The ruling in favor of Nancy Fritz, a recently retired librarian with the Shawnee Mission School District, effectively reaffirms a longstanding practice in most of the state’s larger school districts that allows teachers to continue earning service credit toward their retirement even when they are working full time tending to union business.

It also flatly rejected a relatively new legal policy of the Kansas Public Employees Retirement System, which argues that such teachers are really union employees and thus should not be entitled to accrue state-funded retirement benefits.

“I think there’s an assumption that somehow working on issues which have a connection to a local association — negotiations processing and so forth — those all, in my mind, provide a direct benefit and direct service to the employer,” David Schauner, general counsel for the Kansas National Education Association, said in a telephone interview.

But KPERS spokeswoman Kristen Basso said the new policy grew out of a Legislative Post Audit report in 2015 that said auditors had identified seven teachers who were being awarded service credit improperly while working for their professional associations.

Of those seven educators, Basso said, one was later found to have actually worked and earned the service credit. One other chose not to appeal the reduction in service credit. But five other individuals, including Fritz, chose to appeal KPERS’ decision.

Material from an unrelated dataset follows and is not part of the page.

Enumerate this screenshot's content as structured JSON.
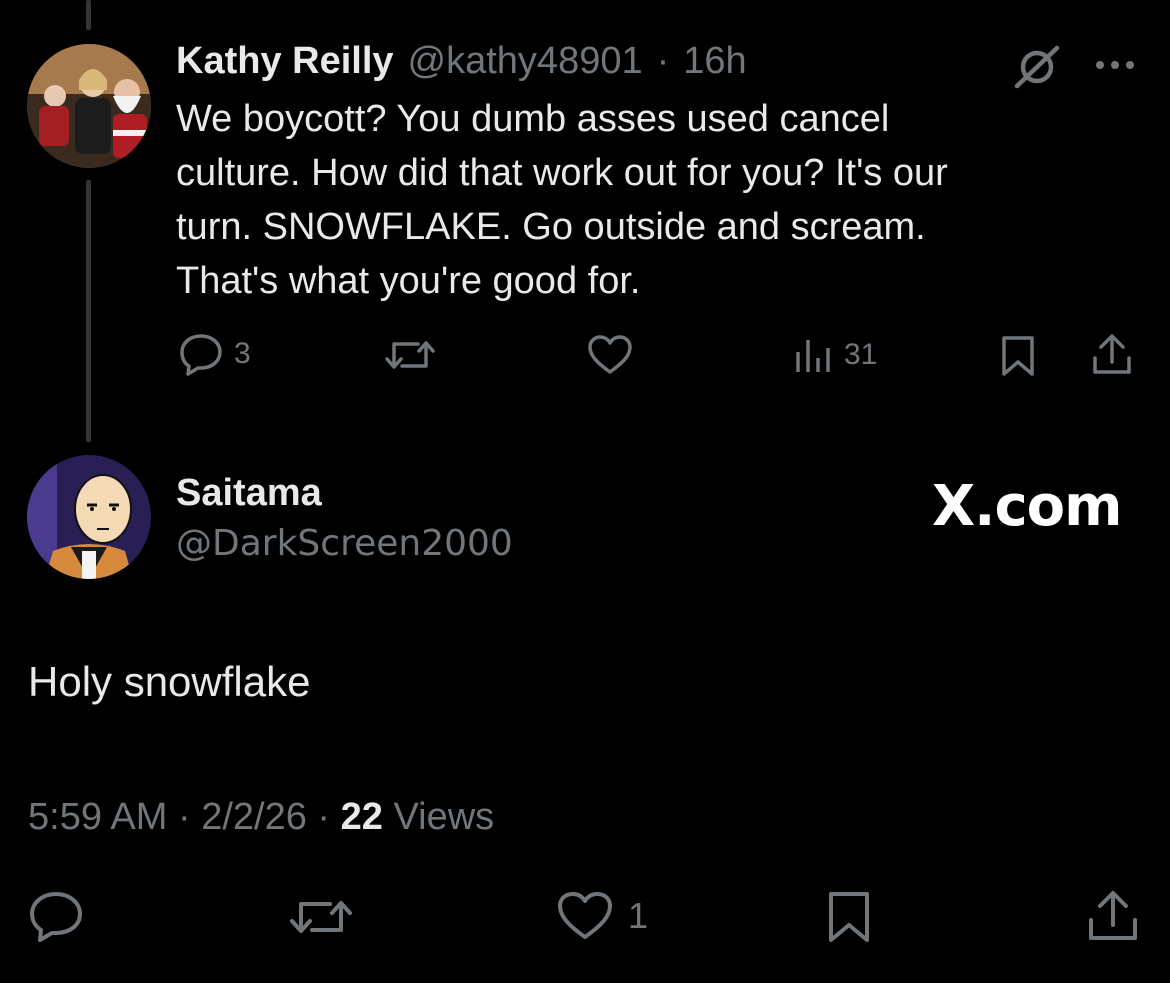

Fritz’s was the first case to reach a judicial decision. Other cases involving the Wichita, Olathe and Blue Valley school districts are still pending, Basso said.

According to court records, Fritz was employed by the Shawnee Mission school district from 1975 through 1986 and again from 1993 through 2015. Her official job title during those periods was “professional employee.”

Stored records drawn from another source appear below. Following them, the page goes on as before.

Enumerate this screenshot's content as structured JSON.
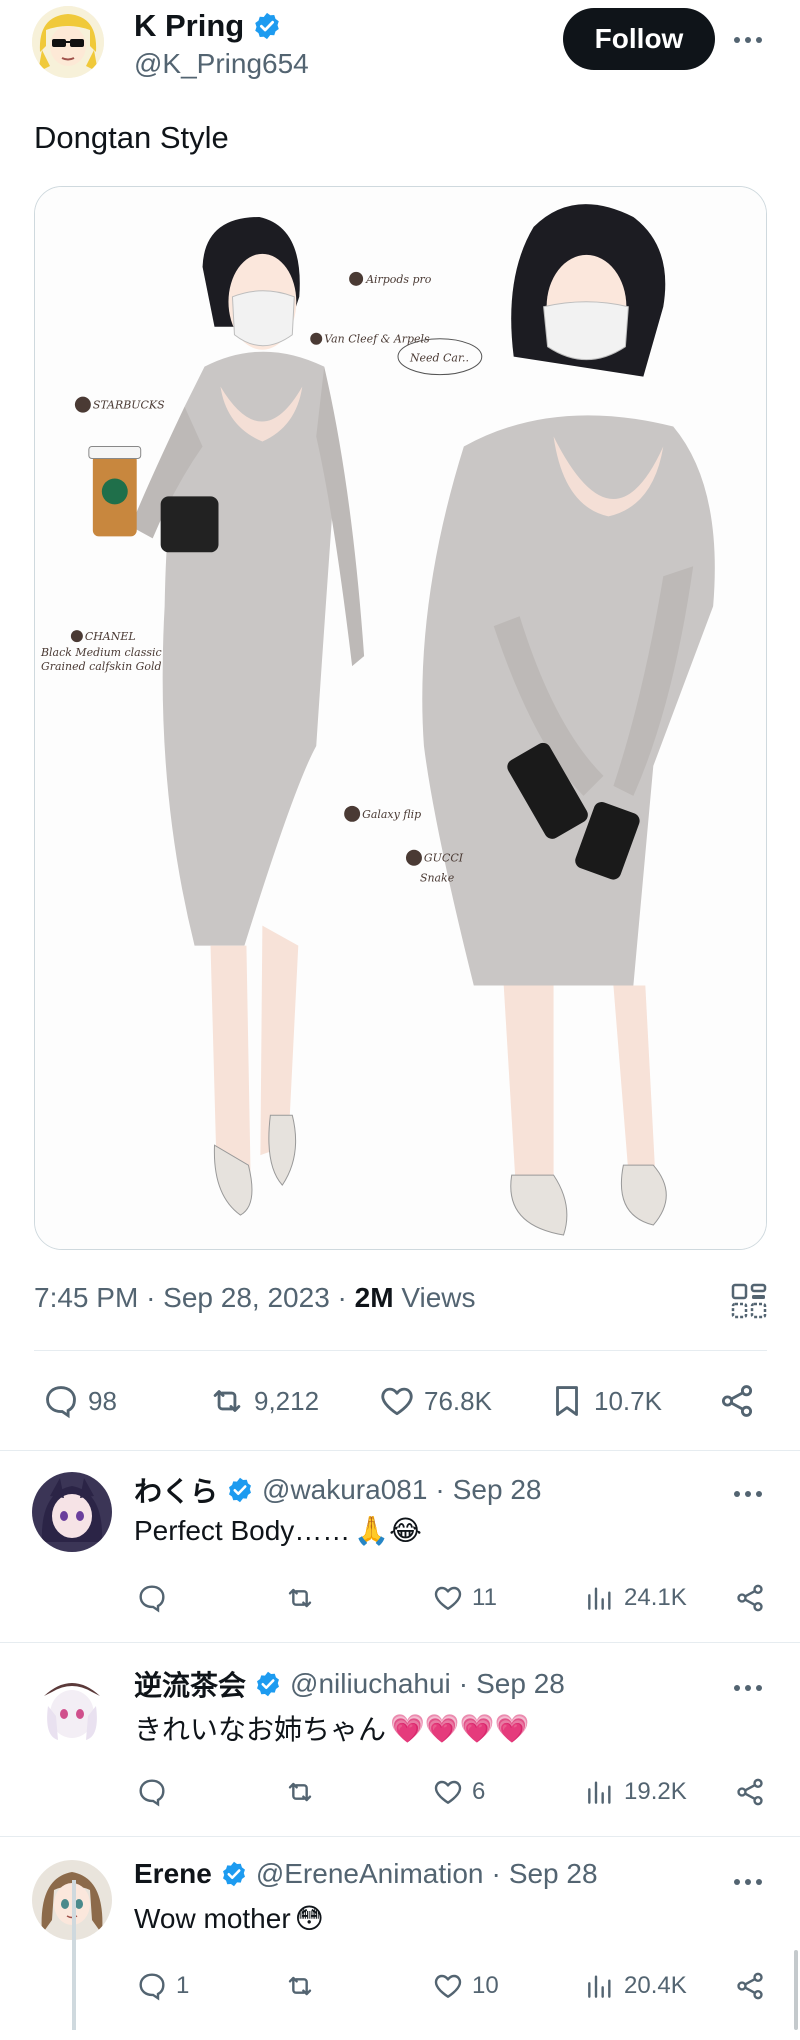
{
  "post": {
    "author": {
      "name": "K Pring",
      "handle": "@K_Pring654",
      "avatar_icon": "blonde-avatar-sunglasses"
    },
    "follow_label": "Follow",
    "text": "Dongtan Style",
    "image": {
      "left_labels": [
        "STARBUCKS",
        "CHANEL",
        "Black Medium classic",
        "Grained calfskin Gold"
      ],
      "right_labels": [
        "Airpods pro",
        "Van Cleef & Arpels",
        "Need Car..",
        "Galaxy flip",
        "GUCCI",
        "Snake"
      ]
    },
    "meta": {
      "time": "7:45 PM",
      "date": "Sep 28, 2023",
      "views_count": "2M",
      "views_label": "Views"
    },
    "stats": {
      "replies": "98",
      "reposts": "9,212",
      "likes": "76.8K",
      "bookmarks": "10.7K"
    }
  },
  "replies": [
    {
      "name": "わくら",
      "handle": "@wakura081",
      "date": "Sep 28",
      "text": "Perfect Body……",
      "emojis": "🙏😂",
      "replies": "",
      "reposts": "",
      "likes": "11",
      "views": "24.1K"
    },
    {
      "name": "逆流茶会",
      "handle": "@niliuchahui",
      "date": "Sep 28",
      "text": "きれいなお姉ちゃん",
      "emojis": "💗💗💗💗",
      "replies": "",
      "reposts": "",
      "likes": "6",
      "views": "19.2K"
    },
    {
      "name": "Erene",
      "handle": "@EreneAnimation",
      "date": "Sep 28",
      "text": "Wow mother",
      "emojis": "😳",
      "replies": "1",
      "reposts": "",
      "likes": "10",
      "views": "20.4K"
    }
  ],
  "colors": {
    "verified": "#1d9bf0",
    "text_primary": "#0f1419",
    "text_secondary": "#536471",
    "border": "#e6ecf0",
    "follow_bg": "#0f1419"
  },
  "separator": "·"
}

During her last five years, however, she also served as president of NEA-Shawnee Mission, the local collective bargaining unit that is affiliated with KNEA. During that time, she was officially on a leave of absence from her duties as a librarian so she could tend to union business, and the union reimbursed the district for the cost of her salary and benefits, which included employer contributions into her KPERS account.

When Fritz retired in August 2015, she received a letter from KPERS saying that she was not entitled to receive service credit for those five years, a decision that effectively cut her benefits by $789 per month.

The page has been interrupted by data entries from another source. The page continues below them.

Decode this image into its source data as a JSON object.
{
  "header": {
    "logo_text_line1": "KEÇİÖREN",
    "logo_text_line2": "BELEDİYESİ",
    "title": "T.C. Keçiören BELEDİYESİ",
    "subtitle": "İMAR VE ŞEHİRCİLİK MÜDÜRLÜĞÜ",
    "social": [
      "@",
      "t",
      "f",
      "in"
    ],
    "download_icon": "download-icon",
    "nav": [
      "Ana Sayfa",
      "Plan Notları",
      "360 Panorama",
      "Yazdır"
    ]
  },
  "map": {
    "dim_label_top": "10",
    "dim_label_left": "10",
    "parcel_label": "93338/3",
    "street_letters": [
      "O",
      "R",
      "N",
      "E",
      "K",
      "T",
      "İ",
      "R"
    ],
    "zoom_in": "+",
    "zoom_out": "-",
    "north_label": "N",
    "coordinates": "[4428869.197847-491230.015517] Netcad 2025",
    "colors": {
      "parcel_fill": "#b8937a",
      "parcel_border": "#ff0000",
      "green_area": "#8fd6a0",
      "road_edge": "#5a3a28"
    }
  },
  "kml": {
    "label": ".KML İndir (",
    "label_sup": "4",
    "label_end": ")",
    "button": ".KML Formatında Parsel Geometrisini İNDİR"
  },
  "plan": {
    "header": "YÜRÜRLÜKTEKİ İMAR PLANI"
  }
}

During an administrative law proceeding, Fritz’s attorneys presented affidavits from two former Shawnee Mission superintendents who stated that she was an employee of the district during that time. But an administrative law judge rejected those affidavits and upheld KPERS’ decision to deny the service credit for those years.

Fritz then appealed that administrative decision to Shawnee County District Court.

Under KPERS rules, employees are eligible to receive full benefits when their total number of “points,” defined as their age plus years of service, add up to 85 or more. Thus, each year, employees earn two points, one for their age and one for the year of service.

KPERS argued that because the union was reimbursing the district for the cost of Fritz’s salary and benefits meant that she was really a union employee. But in a 17-page decision Wednesday, Aug. 9, District Judge Evelyn Wilson rejected that argument, saying the source of funding for the job was irrelevant to defining an employee under the state’s public pension statutes.

She noted that during those five years, Fritz had a contract with the district defining her job duties, and that she had a district-issued ID card, email address and access to the district’s computer network.

She also rejected KPERS’ argument that being on a leave of absence from her duties as a librarian made Fritz ineligible to earn service credit because she was, in effect, serving the district in another capacity.

Basso said KPERS is consulting with its tax counsel to decide how it will move forward, but the agency has not yet decided whether it will appeal the ruling.